First, we are going to set up the triple integral for the given function f(x, y, z) = 36(x + y) over the given region W with the limits for y which are 0 and x, for z which are y and x, and for x which are 0 and 1:
∭ (36(x + y)) dV, with limits 0 ≤ y ≤ x ≤ 1, and y ≤ z ≤ x.
Starting with the innermost integral we have:
∫ (from y to x) 36(x + y) dz.
When we integrate this with respect to z, the integral does not contain a z term, so the antiderivative is 36z(x + y).

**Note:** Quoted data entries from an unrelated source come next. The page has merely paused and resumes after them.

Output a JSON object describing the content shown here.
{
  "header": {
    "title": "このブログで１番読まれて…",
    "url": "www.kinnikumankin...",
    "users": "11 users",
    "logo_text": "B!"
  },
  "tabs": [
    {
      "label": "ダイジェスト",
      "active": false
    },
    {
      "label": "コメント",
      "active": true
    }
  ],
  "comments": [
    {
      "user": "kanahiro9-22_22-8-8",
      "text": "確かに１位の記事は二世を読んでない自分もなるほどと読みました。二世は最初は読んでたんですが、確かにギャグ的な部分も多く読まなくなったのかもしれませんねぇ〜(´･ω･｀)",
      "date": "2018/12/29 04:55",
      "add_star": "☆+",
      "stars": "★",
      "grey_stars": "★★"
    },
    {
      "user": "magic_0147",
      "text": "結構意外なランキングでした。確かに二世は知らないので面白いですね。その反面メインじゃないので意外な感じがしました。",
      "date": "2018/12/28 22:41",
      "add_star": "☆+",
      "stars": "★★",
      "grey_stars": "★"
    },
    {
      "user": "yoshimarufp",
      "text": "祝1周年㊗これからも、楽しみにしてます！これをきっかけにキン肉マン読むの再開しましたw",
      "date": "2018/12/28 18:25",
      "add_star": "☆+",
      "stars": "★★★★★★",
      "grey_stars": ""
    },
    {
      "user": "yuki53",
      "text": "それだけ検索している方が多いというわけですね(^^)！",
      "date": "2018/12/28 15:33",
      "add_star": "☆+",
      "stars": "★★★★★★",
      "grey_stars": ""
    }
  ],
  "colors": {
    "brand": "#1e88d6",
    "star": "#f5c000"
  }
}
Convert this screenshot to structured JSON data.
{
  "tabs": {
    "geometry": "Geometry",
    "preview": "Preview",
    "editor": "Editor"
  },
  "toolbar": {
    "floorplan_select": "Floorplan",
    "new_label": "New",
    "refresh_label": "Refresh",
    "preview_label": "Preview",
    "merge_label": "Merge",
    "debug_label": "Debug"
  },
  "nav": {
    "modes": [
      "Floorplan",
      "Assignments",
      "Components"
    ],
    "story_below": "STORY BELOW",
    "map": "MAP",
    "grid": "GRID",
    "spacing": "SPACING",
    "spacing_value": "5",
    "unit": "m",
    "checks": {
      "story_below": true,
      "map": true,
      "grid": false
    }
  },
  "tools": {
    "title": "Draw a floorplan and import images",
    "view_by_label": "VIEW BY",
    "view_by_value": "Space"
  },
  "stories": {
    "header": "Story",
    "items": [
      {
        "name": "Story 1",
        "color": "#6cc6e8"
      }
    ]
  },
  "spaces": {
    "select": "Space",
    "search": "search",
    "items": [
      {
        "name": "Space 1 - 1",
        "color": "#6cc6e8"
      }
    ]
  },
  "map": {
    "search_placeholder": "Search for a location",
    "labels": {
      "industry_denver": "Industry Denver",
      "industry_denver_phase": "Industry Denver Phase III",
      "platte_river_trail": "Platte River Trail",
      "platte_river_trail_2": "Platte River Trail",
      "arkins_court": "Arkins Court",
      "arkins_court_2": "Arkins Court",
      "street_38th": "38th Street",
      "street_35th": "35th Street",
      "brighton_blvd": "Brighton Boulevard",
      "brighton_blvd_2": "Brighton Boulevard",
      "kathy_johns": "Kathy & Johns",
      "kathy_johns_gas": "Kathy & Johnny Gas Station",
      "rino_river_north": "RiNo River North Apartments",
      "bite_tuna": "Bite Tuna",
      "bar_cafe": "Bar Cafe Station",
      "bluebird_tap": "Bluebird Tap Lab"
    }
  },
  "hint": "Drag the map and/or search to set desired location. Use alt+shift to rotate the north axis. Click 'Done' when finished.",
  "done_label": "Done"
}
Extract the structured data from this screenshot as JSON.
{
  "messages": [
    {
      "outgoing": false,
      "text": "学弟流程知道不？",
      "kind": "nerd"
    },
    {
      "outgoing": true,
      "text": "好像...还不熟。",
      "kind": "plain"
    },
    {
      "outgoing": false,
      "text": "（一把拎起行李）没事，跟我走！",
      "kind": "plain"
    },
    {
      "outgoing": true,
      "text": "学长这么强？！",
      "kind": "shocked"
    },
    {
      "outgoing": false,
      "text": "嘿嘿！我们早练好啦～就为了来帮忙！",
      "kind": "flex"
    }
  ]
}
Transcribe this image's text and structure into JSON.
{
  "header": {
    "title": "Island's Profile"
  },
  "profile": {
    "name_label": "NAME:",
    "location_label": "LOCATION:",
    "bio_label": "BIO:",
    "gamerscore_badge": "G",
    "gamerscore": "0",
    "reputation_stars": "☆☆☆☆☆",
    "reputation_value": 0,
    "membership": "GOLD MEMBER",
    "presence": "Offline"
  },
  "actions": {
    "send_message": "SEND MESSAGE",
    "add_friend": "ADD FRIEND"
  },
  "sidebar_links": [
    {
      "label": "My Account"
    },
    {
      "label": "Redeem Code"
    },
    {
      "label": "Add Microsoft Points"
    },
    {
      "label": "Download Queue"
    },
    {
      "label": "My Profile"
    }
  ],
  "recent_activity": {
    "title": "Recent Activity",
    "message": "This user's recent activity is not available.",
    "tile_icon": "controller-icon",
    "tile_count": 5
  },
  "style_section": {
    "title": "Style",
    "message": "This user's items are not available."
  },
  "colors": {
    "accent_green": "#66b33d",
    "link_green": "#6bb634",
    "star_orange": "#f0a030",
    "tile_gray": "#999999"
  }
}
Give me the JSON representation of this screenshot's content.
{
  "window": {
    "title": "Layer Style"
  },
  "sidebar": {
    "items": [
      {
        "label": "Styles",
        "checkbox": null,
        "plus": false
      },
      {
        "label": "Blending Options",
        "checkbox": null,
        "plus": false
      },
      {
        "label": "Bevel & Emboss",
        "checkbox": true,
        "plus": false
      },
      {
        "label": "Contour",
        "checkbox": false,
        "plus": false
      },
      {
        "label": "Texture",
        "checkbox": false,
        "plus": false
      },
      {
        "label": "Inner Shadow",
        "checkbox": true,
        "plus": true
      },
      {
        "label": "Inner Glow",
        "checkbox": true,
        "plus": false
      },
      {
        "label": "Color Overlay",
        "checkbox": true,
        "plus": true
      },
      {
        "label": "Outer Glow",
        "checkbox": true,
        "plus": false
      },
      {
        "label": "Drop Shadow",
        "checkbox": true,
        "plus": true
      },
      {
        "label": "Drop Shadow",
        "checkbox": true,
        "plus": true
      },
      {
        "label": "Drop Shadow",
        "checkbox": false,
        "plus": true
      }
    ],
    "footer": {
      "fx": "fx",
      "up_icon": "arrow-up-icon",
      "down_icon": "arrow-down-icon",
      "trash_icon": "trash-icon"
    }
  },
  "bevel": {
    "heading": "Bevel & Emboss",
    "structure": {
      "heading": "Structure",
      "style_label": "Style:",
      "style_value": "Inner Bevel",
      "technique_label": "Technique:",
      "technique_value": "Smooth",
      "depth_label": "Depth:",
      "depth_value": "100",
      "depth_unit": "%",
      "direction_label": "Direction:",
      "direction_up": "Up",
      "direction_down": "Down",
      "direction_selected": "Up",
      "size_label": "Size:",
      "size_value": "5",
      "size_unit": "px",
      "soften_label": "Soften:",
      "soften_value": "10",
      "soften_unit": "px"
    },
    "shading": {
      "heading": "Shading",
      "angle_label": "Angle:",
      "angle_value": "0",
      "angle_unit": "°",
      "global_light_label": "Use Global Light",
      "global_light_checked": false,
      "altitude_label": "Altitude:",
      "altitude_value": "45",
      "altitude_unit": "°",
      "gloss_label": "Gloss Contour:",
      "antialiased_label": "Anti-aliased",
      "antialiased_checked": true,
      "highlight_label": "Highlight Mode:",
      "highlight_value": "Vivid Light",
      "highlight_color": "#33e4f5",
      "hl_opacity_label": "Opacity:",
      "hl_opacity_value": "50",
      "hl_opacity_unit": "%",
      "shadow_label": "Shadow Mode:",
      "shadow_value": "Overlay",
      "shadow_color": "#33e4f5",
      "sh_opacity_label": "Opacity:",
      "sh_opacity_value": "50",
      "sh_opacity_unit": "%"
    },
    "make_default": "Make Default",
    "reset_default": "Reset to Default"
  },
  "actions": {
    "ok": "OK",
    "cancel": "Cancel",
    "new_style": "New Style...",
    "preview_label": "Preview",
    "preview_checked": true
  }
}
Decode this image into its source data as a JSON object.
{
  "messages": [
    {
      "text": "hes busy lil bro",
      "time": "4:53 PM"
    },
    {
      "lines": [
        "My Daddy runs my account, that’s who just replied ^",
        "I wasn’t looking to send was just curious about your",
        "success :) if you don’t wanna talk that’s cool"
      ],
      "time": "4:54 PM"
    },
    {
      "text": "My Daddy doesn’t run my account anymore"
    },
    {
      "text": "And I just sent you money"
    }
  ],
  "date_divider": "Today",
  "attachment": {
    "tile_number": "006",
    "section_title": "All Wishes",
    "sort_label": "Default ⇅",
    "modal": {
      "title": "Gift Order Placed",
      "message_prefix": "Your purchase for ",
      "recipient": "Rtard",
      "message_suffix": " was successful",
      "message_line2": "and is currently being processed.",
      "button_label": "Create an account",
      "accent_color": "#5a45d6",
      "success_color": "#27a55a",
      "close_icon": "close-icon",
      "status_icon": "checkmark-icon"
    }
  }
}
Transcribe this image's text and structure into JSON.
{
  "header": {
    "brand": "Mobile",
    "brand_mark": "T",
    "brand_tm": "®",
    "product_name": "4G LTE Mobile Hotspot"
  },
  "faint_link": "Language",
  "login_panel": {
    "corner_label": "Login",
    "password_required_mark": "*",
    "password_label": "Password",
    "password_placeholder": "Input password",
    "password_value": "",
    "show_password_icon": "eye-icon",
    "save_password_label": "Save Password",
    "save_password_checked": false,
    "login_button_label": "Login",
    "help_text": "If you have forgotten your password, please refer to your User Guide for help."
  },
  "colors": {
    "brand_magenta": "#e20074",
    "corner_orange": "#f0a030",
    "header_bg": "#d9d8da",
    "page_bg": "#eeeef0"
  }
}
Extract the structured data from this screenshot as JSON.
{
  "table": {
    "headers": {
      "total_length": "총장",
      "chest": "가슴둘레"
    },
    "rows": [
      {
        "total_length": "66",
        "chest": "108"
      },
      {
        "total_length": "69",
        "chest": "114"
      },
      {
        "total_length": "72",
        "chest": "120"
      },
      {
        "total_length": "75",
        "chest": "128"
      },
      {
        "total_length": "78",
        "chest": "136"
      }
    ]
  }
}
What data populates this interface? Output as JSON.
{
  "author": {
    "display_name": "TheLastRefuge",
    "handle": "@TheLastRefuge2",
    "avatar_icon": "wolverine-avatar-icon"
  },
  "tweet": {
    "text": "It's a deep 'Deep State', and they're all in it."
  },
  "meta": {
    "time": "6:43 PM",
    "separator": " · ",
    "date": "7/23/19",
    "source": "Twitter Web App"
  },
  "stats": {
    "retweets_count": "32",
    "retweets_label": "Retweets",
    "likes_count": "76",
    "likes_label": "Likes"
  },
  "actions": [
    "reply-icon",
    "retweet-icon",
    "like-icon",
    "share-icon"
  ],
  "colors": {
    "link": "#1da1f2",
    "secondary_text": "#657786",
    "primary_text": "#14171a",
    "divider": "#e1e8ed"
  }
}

Evaluating this at z = x and z = y, and then subtracting, we get:
[36x(x + y)] - [36y(x + y)] = 36x^2 + 36xy - 36yx - 36y^2 = 36x^2 - 36y^2
Now we have a new integral which with respect to y is,
∫ (from 0 to x) (36x^2 - 36y^2) dy
The antiderivative of this is 36x^2y - 12y^3. Evaluating this at y = x and y = 0 and then subtracting, we get:
[36x^3 - 12x^3] - [36*0 - 12*0] = 24x^3
Lastly, we perform the integral with respect to x over [0, 1]:
∫ (from 0 to 1) 24x^3 dx
The antiderivative of this is 6x^4. Evaluating this at x = 1 and x = 0, we finally get:
[6*1^4 - 6*0^4]= 6
So, the volume of the given region W under the function f(x, y, z) = 36(x + y) is equal to 6.